Maroc- Il faut sauver l’Oued Moulouya !

Depuis le 15 juillet, une série de vidéos diffusées  sur youtube révèlent le tragique destin de milliers de poissons morts sur les rives de l’oued Moulouya. Si les analyses de l’eau de l’oued sont toujours en cours, une raffinerie de sucre encaisse la responsabilité, selon les habitants et acteurs associatifs de la région.

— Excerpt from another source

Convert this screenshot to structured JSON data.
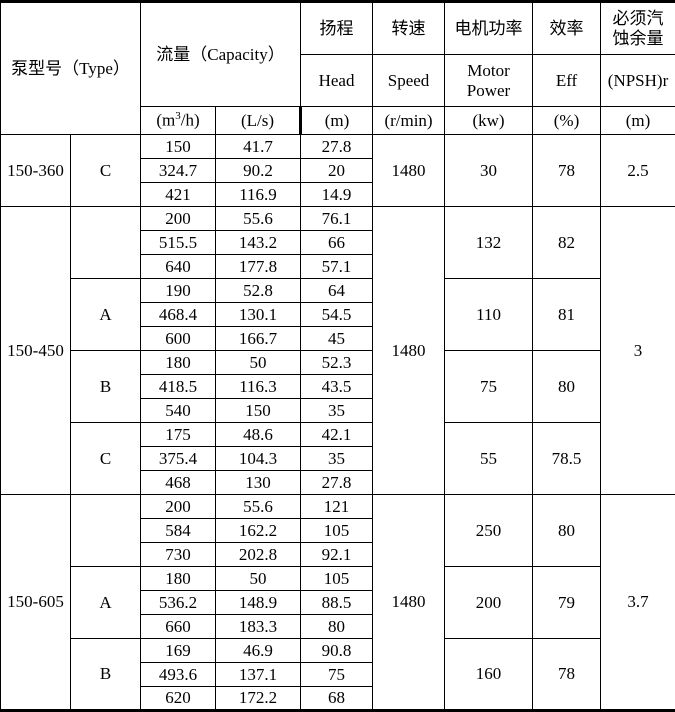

Suite à l’alerte déclenchée par une population lésée, les associations locales de défense de l’environnement décident d’ébruiter l’affaire. Très vite, le cri devient assourdissant grâce à la viralité d’internet et des médias sociaux. Et pour cause. Des images plus qu’éloquentes annonçant l’extinction proche de toute forme de vie dans le fleuve et tout autour. Des milliers de poissons morts jonchent les côtes, un spectacle alarmant.

 

Des associations mènent l’enquête

 

Moulouya est un fleuve du nord oriental, étendu sur près de 600 km. Il est connu pour la diversité et la richesse de sa faune et de sa flore. Son embouchure est déclarée zone géographique protégée du Maroc. Malheureusement, pas assez.

 

Les associations, particulièrement mobilisée pour élucider le mystère de la Moulouya, ont procédé à une enquête auprès des populations alentours. Des paysans assurent avoir perdu du bétail et des animaux domestiques qui ont bu de l’eau de Moulouya. La panique et l’odeur nauséabonde du fleuve les dissuadent de recourir à ses eaux pour irriguer leurs parcelles craignant que cela ne contamine les cultures de melons et de pastèques, prédominantes dans la région.

 

Les faits, qualifiés de  catastrophiques, ne semblent pas exceptionnels. Déjà dans les années 80 et 90, la population locale et les associations écologistes pointaient d’un doigt accusateur la raffinerie de sucre Sucrafor, filiale du géant Cosumar, qui dépassait les quotas autorisés de rejets d’eaux usées dans le fleuve et qui serait également accusée actuellement.

 

Le directeur Général de la Sucrafor de Zaïo, contacté par un collectif associatif, rejette toutes les accusations, niant l’utilisation de produits chimiques responsables de l’intoxication des poissons dans le processus industriel de son usine. Accompagné par le Directeur technique et la responsable du département QSE (Qualité, Sécurité, Environnement), le DG se hasarde même à accuser l’ONEP (l’Office national des eaux potables) dont les rejets en eaux usées, dans la Moulouya, pourraient être à l’origine de la pollution.

 

Des échantillons d’eau ont été recueillis par des agents de la gendarmerie afin d’être mis à l’étude. En attendant le résultat des tests, le spectacle continue d’effrayer et de désoler. Les images accablantes font le tour des médias nationaux et internationaux qui se mêlent de près à l’enquête.

 

La nouvelle constitution mise à l’épreuve

Dans son premier communiqué depuis le début de l’affaire, le Parti de l’Environnement et du Développement Durable, parti de la gauche verte marocaine, se joint aux acteurs associatifs pour exiger que lumière soit faite sur la pollution du fleuve Moulouya. Il  souligne également « qu’il est temps de mettre un terme à ce type de catastrophe en appliquant tout l’arsenal juridique dont dispose le pays pour sanctionner ce type d’agissement irresponsable« .

En effet, un arsenal juridique existe bel et bien, mais se tapi dans les registres de loi. Très peu de grandes entreprises, à potentiel polluant élevé, se contraignent à limiter leurs rejets nuisibles à l’environnement. L’impunité est proportionnelle à la taille de la boîte.

Ce qui est nouveau, c’est que l’affaire survient moins d’un mois après l’adoption de la nouvelle constitution qui garantit aux citoyens les « conditions leur permettant de jouir des droits à l’accès à l’eau, à un environnement sain et au développement durable » (article 35).

Les acteurs associatifs, qui se plaignent de la suprématie du volet Energie et Mines sur celui de l’Eau et de l’Environnement chez le ministère en charge, comptent faire valoir ce droit constitutionnel pour établir un ensemble de lois solides et surtout de veiller à leur application effective, afin de sauver l’environnement et les autres points d’eau du Royaume.